The shirt itself also has an interesting history. After beating Uruguay in the round of 16, coach Carlos Bilardo worried that the cotton jerseys would be too heavy in the scorching heat of Mexico City. Therefore, coach Bilardo sent a member of his coaching staff, Rubén Moschella, to look for a last-minute option that would be more suitable for the hot conditions. Apparently, they couldn’t choose between two options. Maradona would show up later and look at this same style of jersey and say, “That one. We’ll beat England on that.” Moschella bought enough to outfit the team, and two seamstresses at the training ground sewed makeshift patches from the Argentine Football Association. The numbers were then ironed on the back of the jerseys. Maradona would joke in his book Touched by God that “the numbers were a joke. When we walked out onto the pitch, some of the guys had flashes on their faces because the numbers were silver and shiny… And after kit genius Tito Benros ironed those numbers onto thirty-eight jerseys, it looked like he should have been in a carnival, not in the Azteca Stadium! If it rained, as it did in our match against Uruguay, it was going to be a real disaster: we wouldn’t know who was who or in what position the others were playing”.

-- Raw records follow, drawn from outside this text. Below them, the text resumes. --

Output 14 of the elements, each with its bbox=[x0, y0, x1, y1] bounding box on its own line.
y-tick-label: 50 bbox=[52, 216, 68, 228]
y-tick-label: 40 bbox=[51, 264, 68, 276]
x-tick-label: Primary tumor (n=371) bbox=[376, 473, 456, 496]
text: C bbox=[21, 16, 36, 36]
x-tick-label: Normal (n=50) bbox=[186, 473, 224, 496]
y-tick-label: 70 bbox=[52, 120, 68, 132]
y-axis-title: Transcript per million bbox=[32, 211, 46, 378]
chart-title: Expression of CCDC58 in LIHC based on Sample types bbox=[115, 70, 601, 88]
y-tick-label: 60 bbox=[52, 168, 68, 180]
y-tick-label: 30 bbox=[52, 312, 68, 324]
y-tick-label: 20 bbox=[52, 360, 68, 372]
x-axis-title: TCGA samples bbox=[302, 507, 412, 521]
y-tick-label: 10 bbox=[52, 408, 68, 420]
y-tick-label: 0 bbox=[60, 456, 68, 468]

The Hand of God (The Graphic).
A key part of understanding the article is understanding the historical context of the rivalry between Argentina and England. The Falkland Islands War began on April 2, 1982, approximately 4 years before the historic World Cup match, when Argentina invaded and occupied the Falkland Islands, which the Argentines claimed as their own territory. As the islands had been under British leadership since the 1840s, the British, of course, did not agree. On April 5, the British government sent in the Navy to confront the Argentine armed forces. The conflict lasted more than 2 months and would culminate in British victory. The war had a serious cost, more than 600 Argentine soldiers lost their lives as well as more than 250 British troops. The history and rivalry between the two countries imbued this soccer game with deep historical, personal significance, and patriotic context for both nations. In his autobiography, Maradona would say: “It was like beating a country, not a soccer team. Although we said before the game that football had nothing to do with the Falklands War, we knew that many Argentine kids had died there, that they had mowed us down like little birds… That was our revenge, it was… recovering. a part of the Falklands. We all said beforehand that we shouldn’t mix the two things, but it was a lie. A lie! We didn’t think about anything other than that, like hell it was going to be just another game!”